More people choosing to rent

23:26, Mar 18 2014

Home ownership has dropped to under 65 per cent, following a trend running back to the 1990s when almost three out of four families owned their own home.

Fewer people now own their homes than five years ago, with home ownership dropping most for people in their thirties and forties, according to official figures.

Some 64.8 per cent of households own their own home, or held it in a family trust, according to latest Census figures, down from 66.9 per cent in 2006. Some economists say that's likely to reflect the house price boom in the 2000s.

Poorer and younger people find it increasingly difficult to get into the market. Between 2001 and 2007 real house prices doubled, roughly equal to about 12 per cent a year on average in one of the biggest booms in the developed world.

During the price boom, average house prices peaked at close to 6 times the average disposable income, more than double the ratio in the early 1990s.

But there may be other reasons, such as people waiting till they are older before settling down and buying a home, and a changing ethnic mix, with more Asian migrants who are more likely to rent than buy.


High levels of home ownership are seen by some as a factor in social stability and a "home owning democracy", with homeowners likely to have stronger links to their community.

On the other hand, with such high house prices, renting makes much better financial sense.

Recent research suggests on average it is about $138 a week cheaper to rent than own a house.

And if people need to move to find work, it is much easier to leave behind a rental than sell a home. Buying a home also ties up a large amount of money in a single asset.

Infometrics managing director Gareth Kiernan says "affordability" would have hit home ownership rates, especially for younger people in their early thirties.

"It's increasingly difficult to get into the housing market," he said.

Last year, just 43 per cent of people in their thirties owned their own home, down heavily from 54.6 per cent in 2001. But the decline in home ownership was seen across the board from people in their twenties to seventies, Statistics NZ figures showed.

There was a significant shift in affordability from 2001 when house prices started rising rapidly, Kiernan said. The gap between renting and buying had widened substantially in recent years "with renting being cheaper".

The only thing renters miss out on is the potential capital gain from buying, which can turn around the financial equation, especially if they have a low deposit.

Home ownership may be declining also because people were taking longer to settle down.

It was not clear that falling home ownership was actually a problem, though there was an issue with the length of tenure for people who rent.

In Europe, people can rent for long periods and so gain some security, while in New Zealand people could be kicked out with six weeks notice.

"That's potentially something of a concern," Kiernan said.

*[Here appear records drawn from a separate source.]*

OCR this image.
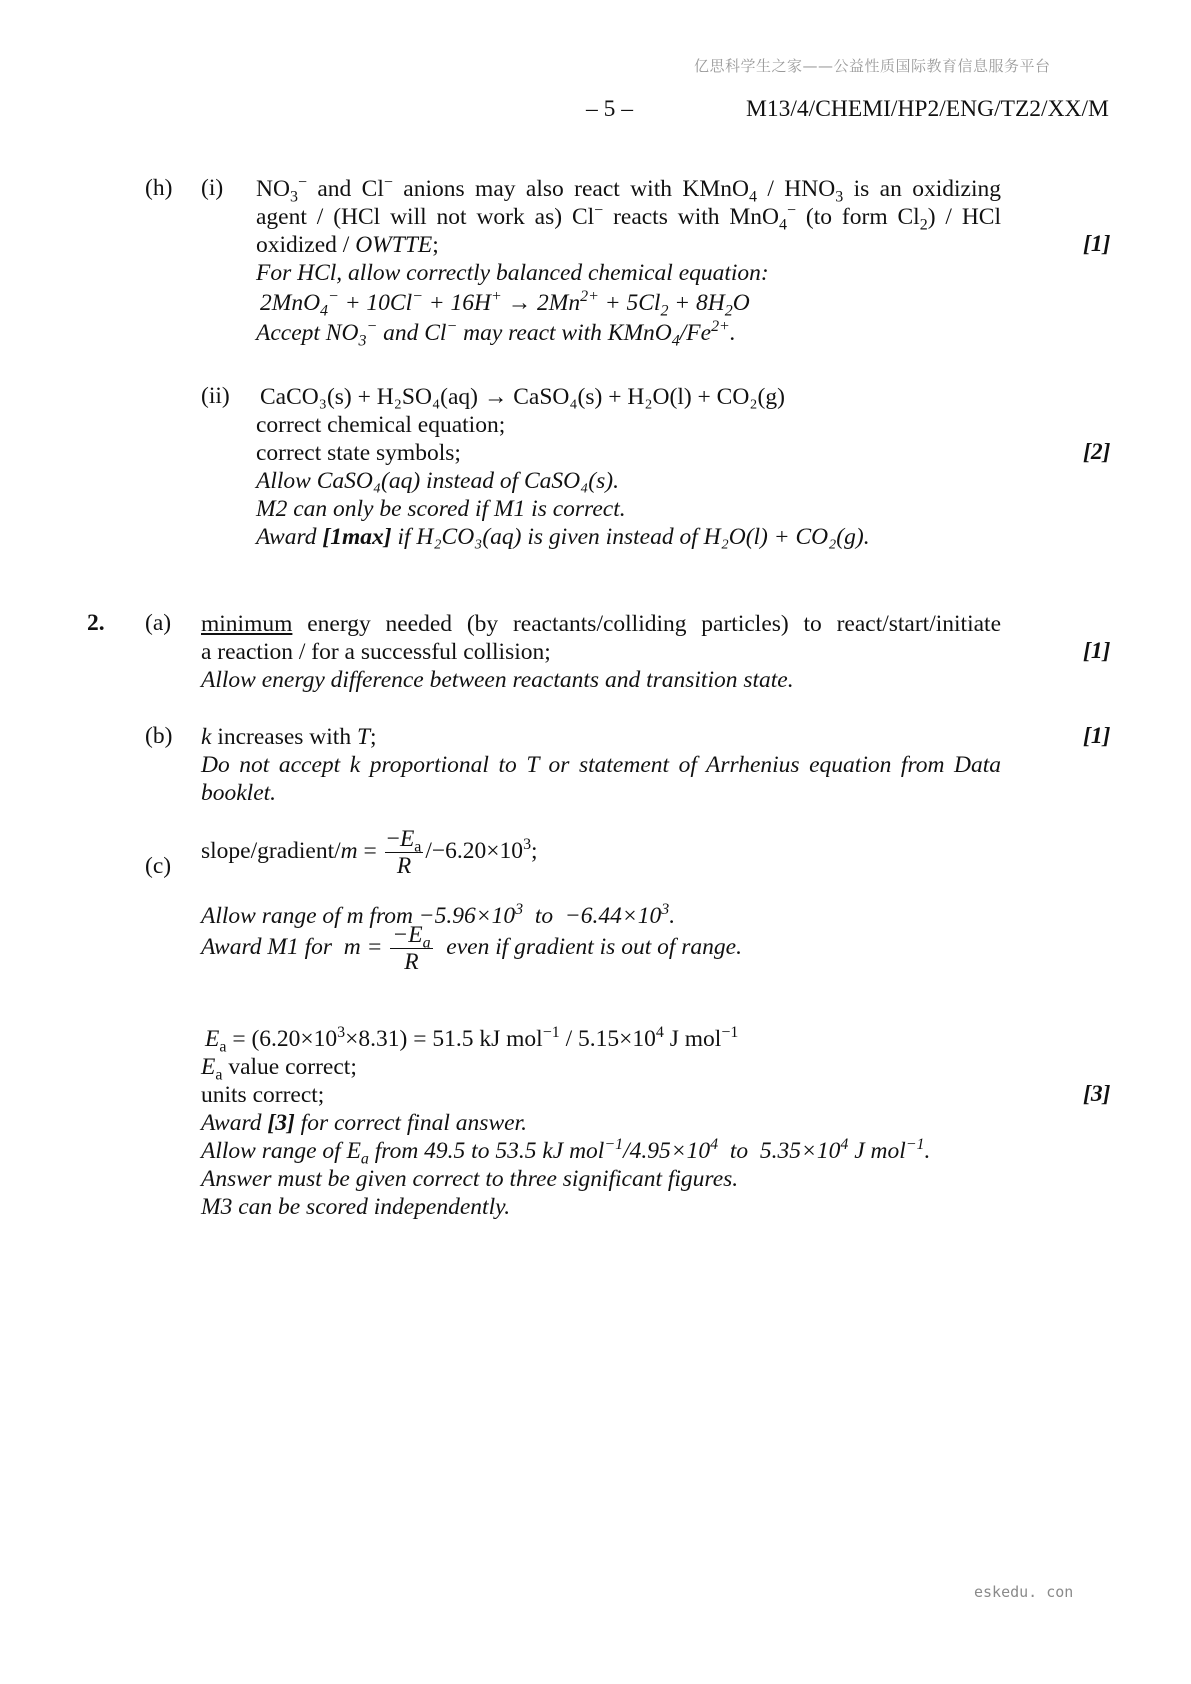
亿思科学生之家——公益性质国际教育信息服务平台
– 5 –	M13/4/CHEMI/HP2/ENG/TZ2/XX/M
(h) (i) $NO_3^-$ and Cl− anions may also react with KMnO$_4$ / $HNO_3$ is an oxidizing
agent / (HCl will not work as) Cl− reacts with MnO$_4$− (to form $Cl_2$) / HCl
oxidized / OWTTE;
For HCl, allow correctly balanced chemical equation:
$2MnO_4^- + 10Cl^- + 16H^+ \to 2Mn^{2+} + 5Cl_2 + 8H_2O$
Accept $NO_3^-$ and Cl− may react with $KMnO_4/Fe^{2+}$.
[1]
(ii) CaCO₃(s) + H₂SO₄(aq) → CaSO₄(s) + H₂O(l) + CO₂(g)
correct chemical equation;
correct state symbols;
Allow CaSO₄(aq) instead of CaSO₄(s).
M2 can only be scored if M1 is correct.
Award [1max] if H₂CO₃(aq) is given instead of H₂O(l) + CO₂(g).
[2]
2. (a) minimum energy needed (by reactants/colliding particles) to react/start/initiate
a reaction / for a successful collision;
Allow energy difference between reactants and transition state.
[1]
(b) k increases with T;
Do not accept k proportional to T or statement of Arrhenius equation from Data
booklet.
[1]
(c)
slope/gradient/m = $\frac{-E_a}{R} /-6.20\times 10^3$;
Allow range of m from $-5.96\times 10^3$  to  $-6.44\times 10^3$.
Award M1 for  $m = \frac{-E_a}{R}$ even if gradient is out of range.
$E_a = (6.20\times 10^3\times 8.31) = 51.5$ kJ $mol^{-1} / 5.15\times 10^4$ J mol$^{-1}$
$E_a$ value correct;
units correct;
Award [3] for correct final answer.
Allow range of $E_a$ from 49.5 to 53.5 kJ $mol^{-1}/4.95\times 10^4$  to  $5.35\times 10^4$ J mol$^{-1}$.
Answer must be given correct to three significant figures.
M3 can be scored independently.
[3]
eskedu. con
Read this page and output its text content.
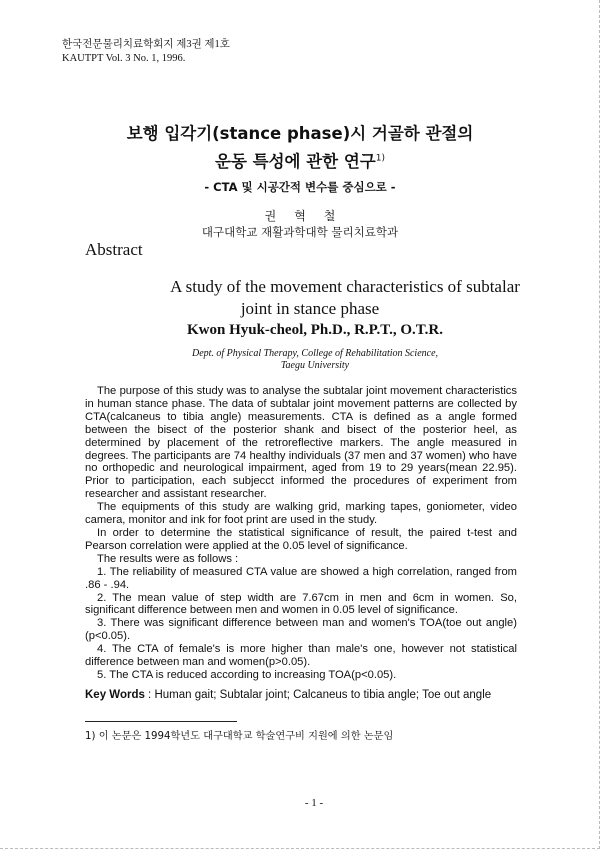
한국전문물리치료학회지 제3권 제1호
KAUTPT Vol. 3 No. 1, 1996.
보행 입각기(stance phase)시 거골하 관절의
운동 특성에 관한 연구$^{1)}$
- CTA 및 시공간적 변수를 중심으로 -
권혁철
대구대학교 재활과학대학 물리치료학과
Abstract
A study of the movement characteristics of subtalar
joint in stance phase
Kwon Hyuk-cheol, Ph.D., R.P.T., O.T.R.
Dept. of Physical Therapy, College of Rehabilitation Science,
Taegu University

The purpose of this study was to analyse the subtalar joint movement characteristics in human stance phase. The data of subtalar joint movement patterns are collected by CTA(calcaneus to tibia angle) measurements. CTA is defined as a angle formed between the bisect of the posterior shank and bisect of the posterior heel, as determined by placement of the retroreflective markers. The angle measured in degrees. The participants are 74 healthy individuals (37 men and 37 women) who have no orthopedic and neurological impairment, aged from 19 to 29 years(mean 22.95). Prior to participation, each subjecct informed the procedures of experiment from researcher and assistant researcher.

The equipments of this study are walking grid, marking tapes, goniometer, video camera, monitor and ink for foot print are used in the study.

In order to determine the statistical significance of result, the paired t-test and Pearson correlation were applied at the 0.05 level of significance.

The results were as follows :

1. The reliability of measured CTA value are showed a high correlation, ranged from .86 - .94.

2. The mean value of step width are 7.67cm in men and 6cm in women. So, significant difference between men and women in 0.05 level of significance.

3. There was significant difference between man and women's TOA(toe out angle)(p<0.05).

4. The CTA of female's is more higher than male's one, however not statistical difference between man and women(p>0.05).

5. The CTA is reduced according to increasing TOA(p<0.05).

Key Words : Human gait; Subtalar joint; Calcaneus to tibia angle; Toe out angle
1) 이 논문은 1994학년도 대구대학교 학술연구비 지원에 의한 논문임
- 1 -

Motu Research senior fellow Arthur Grimes said the home ownership rates had to be treated carefully, because they could be skewed, for example by rising numbers of Maori and Pacific Islanders in a given region, who tend to have low home ownership rates.

Adjusting for that in one area in the 2006 Census, home ownership rates did not actually decrease, though they appeared to.

"The raw trends can be correct and they can be misleading," Grimes said. Home ownership rates did fall sharply in the 1990s, but whether real home ownership rates had continued to fall since then was a "moot point" with rising numbers of people who tended not to buy their own home for cultural or other reasons.

But Grimes said rising house prices did not necessarily cause falling home ownership.

If investors had better access to borrowed money and thought high prices were warranted they would be able to squeeze out first home buyers.

"But high house prices may be more of a disincentive to investors (who are in it just for the money) than to homeowners."

The Census figures show flats and apartments are becoming more common in big cities. For example, flats and apartments now make up 37 per cent of private homes in Wellington city, up from 32.7 per cent in 2001. Wellington has the highest percentage of joined homes among cities and districts in the country.

Grimes said the "fixation" with home ownership was "very Anglo- Saxon" and it was not clear why.


Home ownership

2013: 64.8 per cent

2006: 66.9 per cent

1991: 73.8 per cent (around peak levels)

1936: about 50 per cent

Why the change?

House prices are rising and renting is more affordable

Home ownership dropping for people in their thirties and forties, possibly as they delay settling down, so they rent for longer.